I waited, like I’d waited for the NVA to come at us, my attitude not much different toward Jurgens than it was those enemy soldiers. If Jurgens was going to continue then I knew I was going to shoot him. It had nothing to do with anger. For three weeks, I’d let the sergeant say things that made it more likely nobody in the company could respect me, not for the things I’d done, but because of the few things I had not done. I had not killed Sugar Daddy when he tried to kill me, several times. I’d not killed Jurgens when the things he said in front of other Marines had nearly the same ultimate effect.

I thought about writing home. I’d missed a day, somehow, what with the critical nature of the move and the difficulty of crossing the river and getting ready for the attack. We were still in the A Shau Valley. I sat, staring blankly at Jurgens, and thought about how long I’d been there. It seemed like years. Maybe my wife was tired of reading about the botany and biology of the verdant valley of great deadly beauty. I couldn’t write her about killing Jurgens, or the difficulties that were going to arise when his roughly assembled platoon of white crackers from the south found out.

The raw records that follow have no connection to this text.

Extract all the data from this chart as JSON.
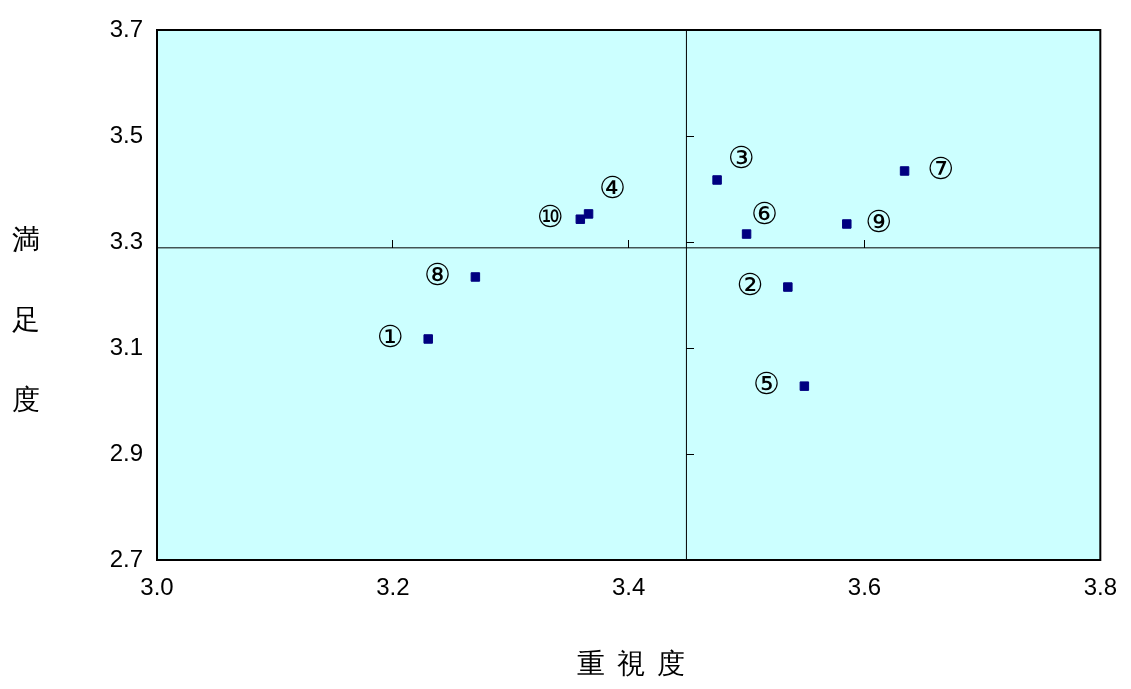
{
  "chart_data": {
    "type": "scatter",
    "xlabel": "重視度",
    "ylabel": "満足度",
    "x": [
      3.23,
      3.535,
      3.475,
      3.366,
      3.549,
      3.5,
      3.634,
      3.27,
      3.585,
      3.359
    ],
    "series": [
      {
        "color": "#000080",
        "values": [
          3.117,
          3.215,
          3.417,
          3.353,
          3.028,
          3.315,
          3.434,
          3.234,
          3.334,
          3.343
        ]
      }
    ],
    "marker": "square",
    "grid": false,
    "legend": false,
    "xlim": [
      3.0,
      3.8
    ],
    "ylim": [
      2.7,
      3.7
    ],
    "xticks": [
      {
        "value": 3.0,
        "label": "3.0"
      },
      3.2,
      3.4,
      3.6,
      3.8
    ],
    "yticks": [
      2.7,
      2.9,
      3.1,
      3.3,
      3.5,
      3.7
    ],
    "ref_lines": [
      {
        "axis": "x",
        "value": 3.449,
        "color": "#000000"
      },
      {
        "axis": "y",
        "value": 3.289,
        "color": "#000000"
      }
    ],
    "annotations": [
      {
        "text": "①",
        "x": 3.23,
        "y": 3.117
      },
      {
        "text": "②",
        "x": 3.535,
        "y": 3.215
      },
      {
        "text": "③",
        "x": 3.475,
        "y": 3.417
      },
      {
        "text": "④",
        "x": 3.366,
        "y": 3.353
      },
      {
        "text": "⑤",
        "x": 3.549,
        "y": 3.028
      },
      {
        "text": "⑥",
        "x": 3.5,
        "y": 3.315
      },
      {
        "text": "⑦",
        "x": 3.634,
        "y": 3.434
      },
      {
        "text": "⑧",
        "x": 3.27,
        "y": 3.234
      },
      {
        "text": "⑨",
        "x": 3.585,
        "y": 3.334
      },
      {
        "text": "⑩",
        "x": 3.359,
        "y": 3.343
      }
    ]
  }
}
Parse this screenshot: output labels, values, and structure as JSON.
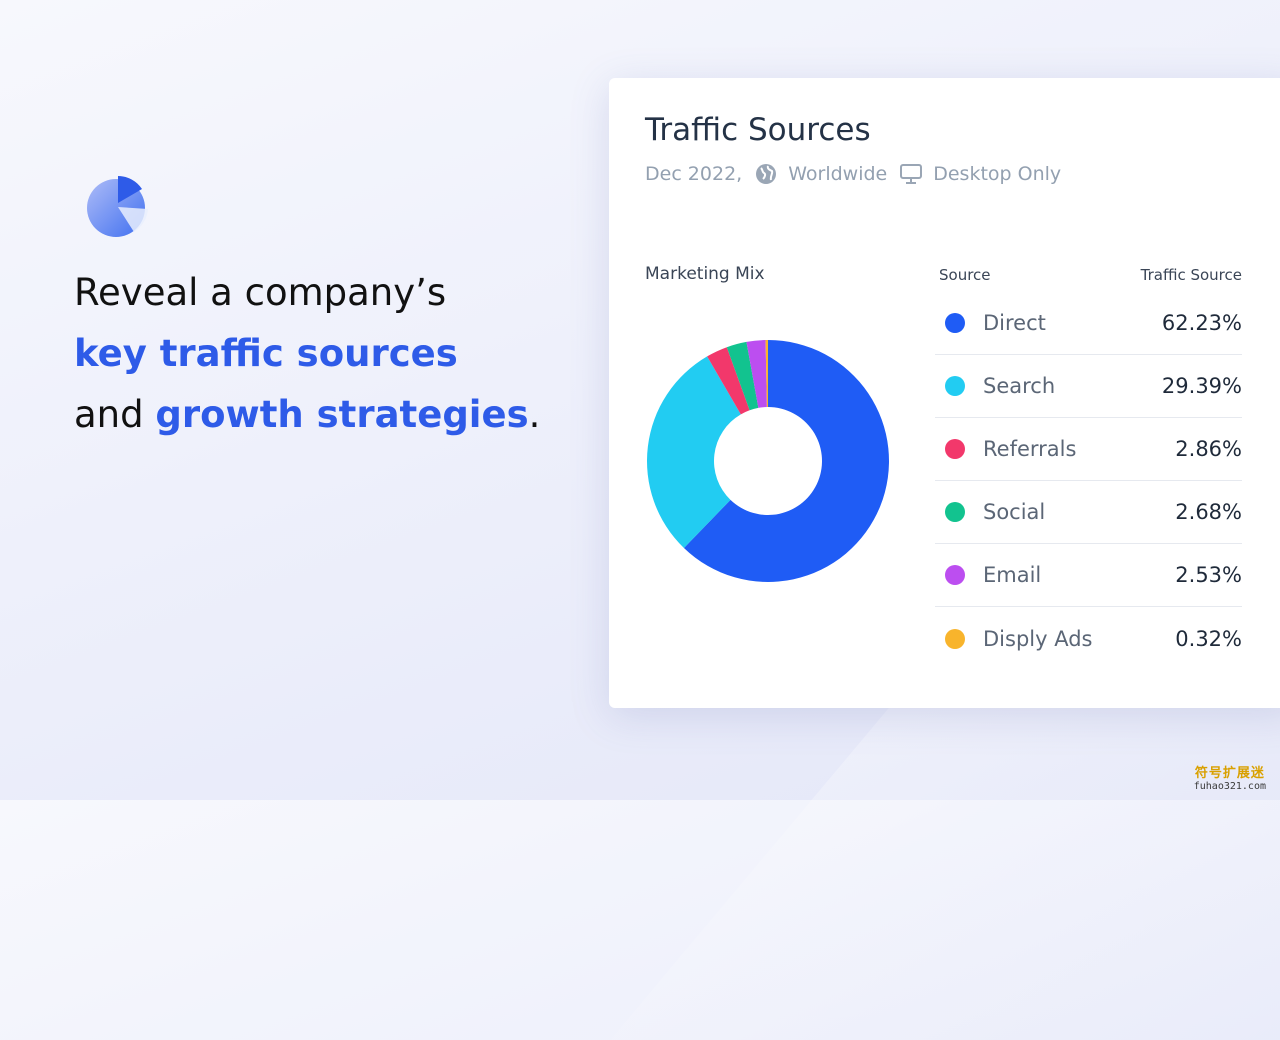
{
  "headline": {
    "line1": "Reveal a company’s",
    "line2_accent": "key traffic sources",
    "line3_prefix": "and ",
    "line3_accent": "growth strategies",
    "line3_suffix": "."
  },
  "card": {
    "title": "Traffic Sources",
    "date": "Dec 2022,",
    "region": "Worldwide",
    "device": "Desktop Only",
    "region_icon": "globe-icon",
    "device_icon": "monitor-icon"
  },
  "chart_data": {
    "type": "pie",
    "title": "Marketing Mix",
    "columns": [
      "Source",
      "Traffic Source"
    ],
    "donut": true,
    "series": [
      {
        "name": "Direct",
        "value": 62.23,
        "label": "62.23%",
        "color": "#1f5cf5"
      },
      {
        "name": "Search",
        "value": 29.39,
        "label": "29.39%",
        "color": "#22ccf2"
      },
      {
        "name": "Referrals",
        "value": 2.86,
        "label": "2.86%",
        "color": "#f2386b"
      },
      {
        "name": "Social",
        "value": 2.68,
        "label": "2.68%",
        "color": "#12c38f"
      },
      {
        "name": "Email",
        "value": 2.53,
        "label": "2.53%",
        "color": "#bc4ef0"
      },
      {
        "name": "Disply Ads",
        "value": 0.32,
        "label": "0.32%",
        "color": "#f8b42c"
      }
    ]
  },
  "watermark": {
    "text_cn": "符号扩展迷",
    "url": "fuhao321.com"
  },
  "colors": {
    "accent": "#2e5be8",
    "background": "#eef0fb",
    "card": "#ffffff"
  }
}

No one said anything, following Jurgens comment. The Gunny lit a small coffee fire. He smoked one of his cigarettes but didn’t remove it from his mouth to flick away the ash. I noticed the bit of composition B burning blue and white instead of yellow and red which normally it had. The Gunny puffed on the cigarette, his eyes following my own.

“New stuff,” he said, reaching behind him to grab a white block about the size of two cigarette cartons taped together. “C-4 they call it. Burns hotter and more bang for the buck, or so the paper in the box said. 26,000 feet per second instead of twenty-two.”

I realized the safety of my .45 automatic was on. I would need to snap it off, but such a move would alert Jurgens. I knew it could be snapped off quickly and easily when I brought the weapon up, but I wanted to be certain nothing went wrong. Jurgens radio operator was nearby, as was Sugar Daddy’s. Everything and everyone there had to be taken into account.

“Apologize,” the Gunny said, finally taking his cigarette from his lips, his voice so soft it was difficult to hear him.

I looked into the Gunny’s eyes but could not tell what he was thinking, His expression was the same as it almost always was. I wanted to ask him who he was talking to but I remained silent.

“He used the Ontos effectively, led us here where we sit in safety, and he called in artillery and air to make all that happen. Some artillery went astray. That shit happens. So, apologize to the lieutenant.”

I knew instantly that the Gunny had picked up on my nod toward Nguyen, his move to the side and my placing my hand on the butt of Tex’s Colt. I knew his words weren’t about Jurgens respecting me. His request to Jurgens was a request to let the man live. He’d called me lieutenant for only the third time since I’d been in country. He didn’t take that lightly, and neither did I. He was forcing Jurgen’s hand while at the same time holding mine in abeyance.

The Gunny held out his cup of coffee toward me across the little blue and white fire, but I wasn’t looking at him. I was examining Jurgens closely like a snake might examine a nearby mouse.

What was the sergeant going to do, I wondered?